AmplifyDNA: Simulate Amplification of DNA by PCR

Description

Predicts the amplification efficiency of theoretical PCR products (amplicons) given one or more primer sequences.

Usage

AmplifyDNA(primers, myDNAStringSet, maxProductSize, annealingTemp, P, ions = 0.2, includePrimers=TRUE, minEfficiency = 0.001, ...)

Arguments

primers
A DNAStringSet object or character vector with one or more unaligned primer sequences in 5' to 3' orientation.
myDNAStringSet
A DNAStringSet object or character vector with unaligned template DNA sequences in 5' to 3' orientation.
maxProductSize
Integer specifying the maximum length of PCR products (amplicons) in nucleotides.
annealingTemp
Numeric specifying the annealing temperature used in the PCR reaction.
P
Numeric giving the molar concentration of primers in the reaction.
ions
Numeric giving the molar sodium equivalent ionic concentration. Values may range between 0.01M and 1M.
includePrimers
Logical indicating whether to include the primer sequences in the theoretical PCR products. (See details section below.)
minEfficiency
Numeric giving the minimum amplification efficiency of PCR products to include in the output (default 0.1%). (See details section below.)
...
Additional arguments to be passed directly to CalculateEfficiencyPCR, including batchSize, taqEfficiency, maxDistance, maxGaps, and processors.

Value

A DNAStringSet object containing potential PCR products, sorted from highest-to-lowest amplification efficiency.
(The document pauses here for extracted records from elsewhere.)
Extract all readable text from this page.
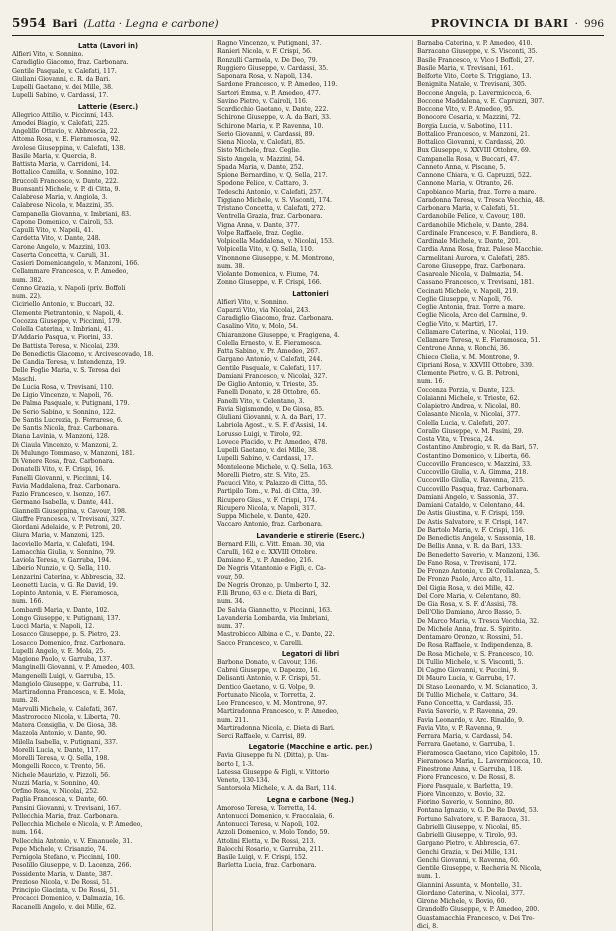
5954 Bari (Latta · Legna e carbone)	PROVINCIA DI BARI · 996
Latta (Lavori in)
Alfieri Vito, v. Sonnino.
Caradiglio Giacomo, fraz. Carbonara.
Gentile Pasquale, v. Calefati, 117.
Giuliani Giovanni, c. R. da Bari.
Lupelli Gaetano, v. dei Mille, 38.
Lupelli Sabino, v. Cardassi, 17.
Latterie (Eserc.)
Allegrico Attilio, v. Piccinni, 143.
Amodei Biagio, v. Calefati, 225.
Angelillo Ottavio, v. Abbrescia, 22.
Attoma Rosa, v. E. Fieramosca, 92.
Avolese Giuseppina, v. Calefati, 138.
Basile Maria, v. Quercia, 8.
Battista Maria, v. Carridoni, 14.
Bottalico Camilla, v. Sonnino, 102.
Bruccoli Francesco, v. Dante, 222.
Buonsanti Michele, v. P. di Citta, 9.
Calabrese Maria, v. Angiola, 3.
Calabrese Nicola, v. Mazzini, 35.
Campanella Giovanna, v. Imbriani, 83.
Capone Domenico, v. Cairoli, 53.
Capulli Vito, v. Napoli, 41.
Cardetta Vito, v. Dante, 248.
Carone Angelo, v. Mazzini, 103.
Caserta Concetta, v. Caruli, 31.
Casieri Domenicangelo, v. Manzoni, 166.
Cellammare Francesca, v. P. Amedeo,
num. 382.
Cenno Grazia, v. Napoli (priv. Boffoli
num. 22).
Ciciriello Antonio, v. Buccari, 32.
Clemente Pietrantonio, v. Napoli, 4.
Cocozza Giuseppe, v. Piccinni, 179.
Colella Caterina, v. Imbriani, 41.
D'Addario Pasqua, v. Fiorini, 33.
De Battista Teresa, v. Nicolai, 239.
De Benedictis Giacomo, v. Arcivescovado, 18.
De Candia Teresa, v. Intendenza, 19.
Delle Foglie Maria, v. S. Teresa dei
Maschi.
De Lucia Rosa, v. Trevisani, 110.
De Ligio Vincenzo, v. Napoli, 76.
De Palma Pasquale, v. Putignani, 179.
De Serio Sabino, v. Sonnino, 122.
De Santis Lucrezia, p. Ferrarese, 6.
De Santis Nicola, fraz. Carbonara.
Diana Lavinia, v. Manzoni, 128.
Di Ciaula Vincenzo, v. Manzoni, 2.
Di Mulungo Tommaso, v. Manzoni, 181.
Di Venere Rosa, fraz. Carbonara.
Donatelli Vito, v. F. Crispi, 16.
Fanelli Giovanni, v. Piccinni, 14.
Favia Maddalena, fraz. Carbonara.
Fazio Francesco, v. Isonzo, 167.
Germano Isabella, v. Dante, 441.
Giannelli Giuseppina, v. Cavour, 198.
Giuffre Francesca, v. Trevisani, 327.
Giordani Adelaide, v. P. Petroni, 20.
Giura Maria, v. Manzoni, 125.
Iacoviello Maria, v. Calefati, 194.
Lamacchia Giulia, v. Sonnino, 79.
Laviola Teresa, v. Garruba, 194.
Liberio Nunzio, v. Q. Sella, 110.
Lenzarini Caterina, v. Abbrescia, 32.
Leonetti Lucia, v. G. Re David, 19.
Lopinto Antonia, v. E. Fieramosca,
num. 166.
Lombardi Maria, v. Dante, 102.
Longo Giuseppe, v. Putignani, 137.
Lucci Maria, v. Napoli, 12.
Losacco Giuseppe, p. S. Pietro, 23.
Losacco Domenico, fraz. Carbonara.
Lupelli Angelo, v. E. Mola, 25.
Magione Paolo, v. Garruba, 137.
Manginelli Giovanni, v. P. Amedeo, 403.
Mangenelli Luigi, v. Garruba, 15.
Mangiolo Giuseppe, v. Garruba, 11.
Martiradonna Francesca, v. E. Mola,
num. 28.
Marvulli Michele, v. Calefati, 367.
Mastrorocco Nicola, v. Liberta, 70.
Matera Consiglia, v. De Giosa, 38.
Mazzola Antonio, v. Dante, 90.
Milella Isabella, v. Putignani, 337.
Morelli Lucia, v. Dante, 117.
Morelli Teresa, v. Q. Sella, 198.
Mongelli Rocco, v. Trento, 56.
Nichele Maurizio, v. Pizzoli, 56.
Nuzzi Maria, v. Sonnino, 40.
Orfino Rosa, v. Nicolai, 252.
Paglia Francesca, v. Dante, 60.
Pansini Giovanni, v. Trevisani, 167.
Pellecchia Maria, fraz. Carbonara.
Pellecchia Michele e Nicola, v. P. Amedeo,
num. 164.
Pellecchia Antonio, v. V. Emanuele, 31.
Pepe Michele, v. Crisanzio, 74.
Pernigola Stefano, v. Piccinni, 100.
Pesolillo Giuseppe, v. D. Lacenza, 266.
Possidente Maria, v. Dante, 387.
Prezioso Nicola, v. De Rossi, 51.
Principio Giacinta, v. De Rossi, 51.
Procacci Domenico, v. Dalmazia, 16.
Racanelli Angelo, v. dei Mille, 62.
Ragno Vincenzo, v. Putignani, 37.
Ranieri Nicola, v. F. Crispi, 56.
Ronzulli Carmela, v. De Deo, 79.
Ruggiero Giuseppe, v. Cardassi, 35.
Saponara Rosa, v. Napoli, 134.
Sardone Francesco, v. P. Amedeo, 119.
Sartori Emma, v. P. Amedeo, 477.
Savino Pietro, v. Cairoli, 116.
Scardicchio Gaetano, v. Dante, 222.
Schirone Giuseppe, v. A. da Bari, 33.
Schirone Maria, v. P. Ravenna, 10.
Serio Giovanni, v. Cardassi, 89.
Siena Nicola, v. Calefati, 85.
Sisto Michele, fraz. Ceglie.
Sisto Angela, v. Mazzini, 54.
Spada Maria, v. Dante, 252.
Spione Bernardino, v. Q. Sella, 217.
Spodone Felice, v. Cattaro, 3.
Tedeschi Antonio, v. Calefati, 257.
Tiggiano Michele, v. S. Visconti, 174.
Tristano Concetta, v. Calefati, 272.
Ventrella Grazia, fraz. Carbonara.
Vigna Anna, v. Dante, 377.
Volpe Raffaele, fraz. Ceglie.
Volpicella Maddalena, v. Nicolai, 153.
Volpicella Vito, v. Q. Sella, 110.
Vinonnone Giuseppe, v. M. Montrone,
num. 38.
Violante Domenica, v. Fiume, 74.
Zonno Giuseppe, v. F. Crispi, 166.
Lattonieri
Alfieri Vito, v. Sonnino.
Caparzi Vito, via Nicolai, 243.
Caradiglio Giacomo, fraz. Carbonara.
Casalino Vito, v. Molo, 54.
Chiaranzone Giuseppe, v. Fragigena, 4.
Colella Ernesto, v. E. Fieramosca.
Fatta Sabino, v. Pr. Amedeo, 267.
Gargano Antonio, v. Calefati, 244.
Gentile Pasquale, v. Calefati, 117.
Damiani Francesco, v. Nicolai, 327.
De Giglio Antonio, v. Trieste, 35.
Fanelli Donato, v. 28 Ottobre, 65.
Fanelli Vito, v. Celentano, 3.
Favia Sigismondo, v. De Giosa, 85.
Giuliani Giovanni, v. A. da Bari, 17.
Labriola Agost., v. S. F. d'Assisi, 14.
Lorusso Luigi, v. Tirolo, 92.
Lovece Placido, v. Pr. Amedeo, 478.
Lupelli Gaetano, v. dei Mille, 38.
Lupelli Sabino, v. Cardassi, 17.
Monteleone Michele, v. Q. Sella, 163.
Morelli Pietro, str. S. Vito, 25.
Pacucci Vito, v. Palazzo di Citta, 55.
Partipilo Tom., v. Pal. di Citta, 39.
Ricupero Gius., v. F. Crispi, 174.
Ricupero Nicola, v. Napoli, 317.
Suppa Michele, v. Dante, 420.
Vaccaro Antonio, fraz. Carbonara.
Lavanderie e stirerie (Eserc.)
Bernard F.lli, c. Vitt. Eman. 30, via
Carulli, 162 e c. XXVIII Ottobre.
Damiano E., v. P. Amedeo, 216.
De Negris Vitantonio e Figli, c. Ca-
vour, 59.
De Negris Oronzo, p. Umberto I, 32.
F.lli Bruno, 63 e c. Dieta di Bari,
num. 34.
De Salvia Giannetto, v. Piccinni, 163.
Lavanderia Lombarda, via Imbriani,
num. 37.
Mastrobicco Albina e C., v. Dante, 22.
Sacco Francesco, v. Carelli.
Legatori di libri
Barbone Donato, v. Cavour, 136.
Cabrei Giuseppe, v. Dapezzo, 16.
Delisanti Antonio, v. F. Crispi, 51.
Dentico Gaetano, v. G. Volpe, 9.
Fortunato Nicola, v. Torretta, 2.
Leo Francesco, v. M. Montrone, 97.
Martiradonna Francesco, v. P. Amedeo,
num. 211.
Martiradonna Nicola, c. Dieta di Bari.
Serci Raffaele, v. Carrisi, 89.
Legatorie (Macchine e artic. per.)
Favia Giuseppe fu N. (Ditta), p. Um-
berto I, 1-3.
Latessa Giuseppe & Figli, v. Vittorio
Veneto, 130-134.
Santorsola Michele, v. A. da Bari, 114.
Legna e carbone (Neg.)
Amoroso Teresa, v. Torretta, 14.
Antonucci Domenico, v. Fraccalaia, 6.
Antonucci Teresa, v. Napoli, 102.
Azzoli Domenico, v. Molo Tondo, 59.
Attolini Eletta, v. De Rossi, 213.
Balocchi Rosario, v. Garruba, 211.
Basile Luigi, v. F. Crispi, 152.
Barletta Lucia, fraz. Carbonara.
Barnaba Caterina, v. P. Amedeo, 410.
Barracano Giuseppe, v. S. Visconti, 35.
Basile Francesco, v. Vico I Boffoli, 27.
Basile Maria, v. Trevisani, 161.
Belforte Vito, Corte S. Triggiano, 13.
Benignita Natale, v. Trevisani, 305.
Boccone Angela, p. Lavermicocca, 6.
Boccone Maddalena, v. E. Capruzzi, 307.
Boccone Vito, v. P. Amedeo, 95.
Bonocore Cesaria, v. Mazzini, 72.
Borgia Lucia, v. Sabotino, 111.
Bottalico Francesco, v. Manzoni, 21.
Bottalico Giovanni, v. Cardassi, 20.
Bux Giuseppe, v. XXVIII Ottobre, 69.
Campanella Rosa, v. Buccari, 47.
Canneto Anna, v. Piscane, 5.
Cannone Chiara, v. G. Capruzzi, 522.
Cannone Maria, v. Otranto, 26.
Capobianco Maria, fraz. Torre a mare.
Caradonna Teresa, v. Tresca Vecchia, 48.
Carbonara Maria, v. Calefati, 51.
Cardanobile Felice, v. Cavour, 180.
Cardanobile Michele, v. Dante, 284.
Cardinale Francesco, v. F. Bandiera, 8.
Cardinale Michele, v. Dante, 201.
Cardia Anna Rosa, fraz. Palese Macchie.
Carmelitani Aurora, v. Calefati, 285.
Carone Giuseppe, fraz. Carbonara.
Casareale Nicola, v. Dalmazia, 54.
Cassano Francesco, v. Trevisani, 181.
Cecinati Michele, v. Napoli, 219.
Ceglie Giuseppe, v. Napoli, 76.
Ceglie Antonia, fraz. Torre a mare.
Ceglie Nicola, Arco del Carmine, 9.
Ceglie Vito, v. Martiri, 17.
Cellamare Caterina, v. Nicolai, 119.
Cellamare Teresa, v. E. Fieramosca, 51.
Centrone Anna, v. Ronchi, 36.
Chieco Clelia, v. M. Montrone, 9.
Cipriani Rosa, v. XXVIII Ottobre, 339.
Clemente Pietro, v. G. B. Petroni,
num. 16.
Coccenza Porzia, v. Dante, 123.
Colaianni Michele, v. Trieste, 62.
Colapietro Andrea, v. Nicolai, 80.
Colasante Nicola, v. Nicolai, 377.
Colella Lucia, v. Calefati, 207.
Corallo Giuseppe, v. M. Pasini, 29.
Costa Vita, v. Tresca, 24.
Costantino Ambrogio, v. R. da Bari, 57.
Costantino Domenico, v. Liberta, 66.
Cuccovillo Francesco, v. Mazzini, 33.
Cuccovillo Giulia, v. A. Gimma, 218.
Cuccovillo Giulia, v. Ravenna, 215.
Cuccovillo Pasqua, fraz. Carbonara.
Damiani Angelo, v. Sassonia, 37.
Damiani Cataldo, v. Celentano, 44.
De Astis Giustina, v. F. Crispi, 159.
De Astis Salvatore, v. F. Crispi, 147.
De Bartolo Maria, v. F. Crispi, 116.
De Benedictis Angela, v. Sassonia, 18.
De Bellis Anna, v. R. da Bari, 133.
De Benedetto Saverio, v. Manzoni, 136.
De Fano Rosa, v. Trevisani, 172.
De Fronzo Antonio, v. Di Crollalanza, 5.
De Fronzo Paolo, Arco alto, 11.
Del Gigia Rosa, v. dei Mille, 42.
Del Core Maria, v. Celentano, 80.
De Gia Rosa, v. S. F. d'Assisi, 78.
Dell'Olio Damiano, Arco Basso, 5.
De Marco Maria, v. Tresca Vecchia, 32.
De Michele Anna, fraz. S. Spirito.
Dentamaro Oronzo, v. Rossini, 51.
De Rosa Raffaele, v. Indipendenza, 8.
De Rosa Michele, v. S. Francesco, 10.
Di Tullio Michele, v. S. Visconti, 5.
Di Cagno Giovanni, v. Puccini, 9.
Di Mauro Lucia, v. Garruba, 17.
Di Staso Leonardo, v. M. Scianatico, 3.
Di Tullio Michele, v. Cattaro, 34.
Fano Concetta, v. Cardassi, 35.
Favia Saverio, v. P. Ravenna, 29.
Favia Leonardo, v. Arc. Rinaldo, 9.
Favia Vito, v. P. Ravenna, 9.
Ferrara Maria, v. Cardassi, 54.
Ferrara Gaetano, v. Garruba, 1.
Fieramosca Gaetano, vico Capitolo, 15.
Fieramosca Maria, L. Lavermicocca, 10.
Finestrone Anna, v. Garruba, 118.
Fiore Francesco, v. De Rossi, 8.
Fiore Pasquale, v. Barletta, 19.
Fiore Vincenzo, v. Bovio, 32.
Fiorino Saverio, v. Sonnino, 80.
Fontana Ignazio, v. G. De Re David, 53.
Fortuno Salvatore, v. F. Baracca, 31.
Gabrielli Giuseppe, v. Nicolai, 85.
Gabrielli Giuseppe, v. Tirolo, 93.
Gargano Pietro, v. Abbrescia, 67.
Genchi Grazia, v. Dei Mille, 131.
Genchi Giovanni, v. Ravenna, 60.
Gentile Giuseppe, v. Recheria N. Nicola,
num. 1.
Giannini Assunta, v. Montello, 31.
Giordano Caterina, v. Nicolai, 377.
Girone Michele, v. Bovio, 60.
Grandolfo Giuseppe, v. P. Amedeo, 200.
Guastamacchia Francesco, v. Dei Tre-
dici, 8.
The sequences are named by their predicted amplification efficiency followed by the index of each primer in myDNAStringSet. (See examples section below.)

Details

Exponential amplification in PCR requires the annealing and elongation of two primers from target sites on opposing strands of the template DNA. If the template DNA sequence (e.g., chromosome) is known then predictions of theoretical amplicons can be obtained from in silico simulations of amplification. AmplifyDNA first searches for primer target sites on the template DNA, and then calculates an amplification efficiency from each target site using CalculateEfficiencyPCR. Ambiguity codes (IUPAC_CODE_MAP) are supported in the primers, but not in myDNAStringSet to prevent trivial matches (e.g., runs of N's).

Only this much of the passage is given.